Pied flycatchers are summer migrants largely attached to the oakwoods of western Britain and thinly spread from Cornwall to Caithness. In Derbyshire, I’m lucky if I encounter them half a dozen times, so to see 24 in a morning signals that this Herefordshire site is very special. There are 30 pairs all in nest boxes and all part of a ringing project. Even more remarkable is that my friend Rachel Jenkins, who oversees these “pied flys”, is continuing a ringing tradition that was begun by her father, Peter McDougall, in the 1960s. Between them, they have banded and observed the breeding successes of thousands of birds.
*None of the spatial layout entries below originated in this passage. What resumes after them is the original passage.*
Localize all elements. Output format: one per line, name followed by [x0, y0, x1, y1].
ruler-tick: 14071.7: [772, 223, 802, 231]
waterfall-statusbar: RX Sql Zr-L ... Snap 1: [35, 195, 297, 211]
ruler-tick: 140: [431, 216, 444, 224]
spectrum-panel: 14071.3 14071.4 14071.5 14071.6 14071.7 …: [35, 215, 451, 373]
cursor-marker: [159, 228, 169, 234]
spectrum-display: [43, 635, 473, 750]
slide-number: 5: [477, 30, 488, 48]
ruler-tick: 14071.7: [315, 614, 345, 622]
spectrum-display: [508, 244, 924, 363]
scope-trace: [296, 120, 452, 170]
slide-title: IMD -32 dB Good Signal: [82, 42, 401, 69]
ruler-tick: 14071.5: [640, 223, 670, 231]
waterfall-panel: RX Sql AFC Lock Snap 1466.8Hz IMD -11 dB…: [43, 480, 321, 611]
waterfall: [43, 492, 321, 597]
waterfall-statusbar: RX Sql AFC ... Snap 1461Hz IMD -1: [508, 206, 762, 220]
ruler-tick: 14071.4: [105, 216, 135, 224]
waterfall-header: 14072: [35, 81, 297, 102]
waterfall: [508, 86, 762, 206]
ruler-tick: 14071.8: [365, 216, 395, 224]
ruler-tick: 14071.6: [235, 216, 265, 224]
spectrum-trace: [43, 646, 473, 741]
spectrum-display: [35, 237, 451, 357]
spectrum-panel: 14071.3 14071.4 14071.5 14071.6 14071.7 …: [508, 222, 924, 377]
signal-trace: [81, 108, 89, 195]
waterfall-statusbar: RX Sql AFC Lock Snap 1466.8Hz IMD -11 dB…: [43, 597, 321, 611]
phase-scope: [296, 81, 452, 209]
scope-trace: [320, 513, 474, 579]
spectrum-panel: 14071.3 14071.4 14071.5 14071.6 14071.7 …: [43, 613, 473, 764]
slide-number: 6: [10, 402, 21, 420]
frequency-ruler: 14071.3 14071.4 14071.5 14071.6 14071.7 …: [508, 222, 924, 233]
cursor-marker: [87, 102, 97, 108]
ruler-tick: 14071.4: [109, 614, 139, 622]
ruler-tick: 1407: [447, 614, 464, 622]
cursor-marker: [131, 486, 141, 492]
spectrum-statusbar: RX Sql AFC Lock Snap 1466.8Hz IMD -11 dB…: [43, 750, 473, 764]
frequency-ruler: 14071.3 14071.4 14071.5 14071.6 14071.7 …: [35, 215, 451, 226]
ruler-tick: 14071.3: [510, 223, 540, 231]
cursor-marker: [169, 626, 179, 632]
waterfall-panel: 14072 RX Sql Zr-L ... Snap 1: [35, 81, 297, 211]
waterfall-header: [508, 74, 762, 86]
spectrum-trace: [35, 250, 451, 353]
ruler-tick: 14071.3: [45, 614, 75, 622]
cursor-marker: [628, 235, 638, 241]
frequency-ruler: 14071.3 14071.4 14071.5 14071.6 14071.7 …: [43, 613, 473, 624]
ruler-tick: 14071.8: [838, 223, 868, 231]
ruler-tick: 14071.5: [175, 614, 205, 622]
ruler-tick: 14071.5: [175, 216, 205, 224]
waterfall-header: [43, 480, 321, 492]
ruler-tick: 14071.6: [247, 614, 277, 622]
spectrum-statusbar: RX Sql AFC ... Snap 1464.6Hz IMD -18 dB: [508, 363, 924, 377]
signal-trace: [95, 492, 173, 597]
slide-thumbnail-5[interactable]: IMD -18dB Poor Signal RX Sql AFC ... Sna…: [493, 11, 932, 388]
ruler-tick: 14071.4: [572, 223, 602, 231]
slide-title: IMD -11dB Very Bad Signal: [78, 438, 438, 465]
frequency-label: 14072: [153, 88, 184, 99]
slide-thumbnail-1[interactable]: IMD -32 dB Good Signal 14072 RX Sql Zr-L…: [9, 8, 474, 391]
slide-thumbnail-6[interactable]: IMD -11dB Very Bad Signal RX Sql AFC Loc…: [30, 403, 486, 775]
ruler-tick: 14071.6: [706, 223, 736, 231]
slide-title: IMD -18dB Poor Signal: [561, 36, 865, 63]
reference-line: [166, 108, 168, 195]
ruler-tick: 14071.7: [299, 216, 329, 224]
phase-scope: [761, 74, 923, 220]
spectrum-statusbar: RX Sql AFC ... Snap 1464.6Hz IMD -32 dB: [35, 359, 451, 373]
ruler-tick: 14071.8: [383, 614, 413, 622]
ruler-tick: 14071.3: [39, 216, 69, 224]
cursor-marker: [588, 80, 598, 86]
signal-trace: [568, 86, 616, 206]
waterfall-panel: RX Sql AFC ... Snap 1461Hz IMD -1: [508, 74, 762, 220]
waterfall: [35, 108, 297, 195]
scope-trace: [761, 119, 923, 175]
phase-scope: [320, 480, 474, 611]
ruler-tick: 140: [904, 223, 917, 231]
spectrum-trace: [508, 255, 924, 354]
Their work at Moccas, with that of several fellow devotees, reveals how bird migration is one of those deep wells of everyday mystery that provokes perennial wonder and astonishing revelation. Take, for instance, the fact that pied flycatchers retain an echo of their post-glacial behaviour. All the world’s population still pours out of west Africa (and their exact location is still largely unknown), then up through Spain into Europe.
They have gradually spread eastwards over the millennia, with the most distant populations nesting as far away as Russian forests north of Mongolia. Yet all of them, across those 90 degrees of longitude, recapitulate the journey of their ancestors, draining from those continents and down through Spain as if through a plughole. Using Google maps, I calculate the journey from Krasnoyarsk in Russia to Conakry in Guinea. It is 13,155km one way.
Just as humbling and moving is to look on this helpless clutch of pied flycatcher nestlings – five sacs of diaphanous grey skin with emerging plumelets of brown and black, with frogs’ mouths and still-closed eyes facing blankly into the wall of their box. Their parents call all around us in brief anxiety. Beyond the pied flycatchers, we can hear wood warblers and redstarts singing. They too are migrants and further totems of our planet’s unfathomable grandeur and unity. All of us should recall this – in eight weeks’ time, each of those blind featherless chicks makes a first-ever journey all the way to west Africa. They weigh 15g.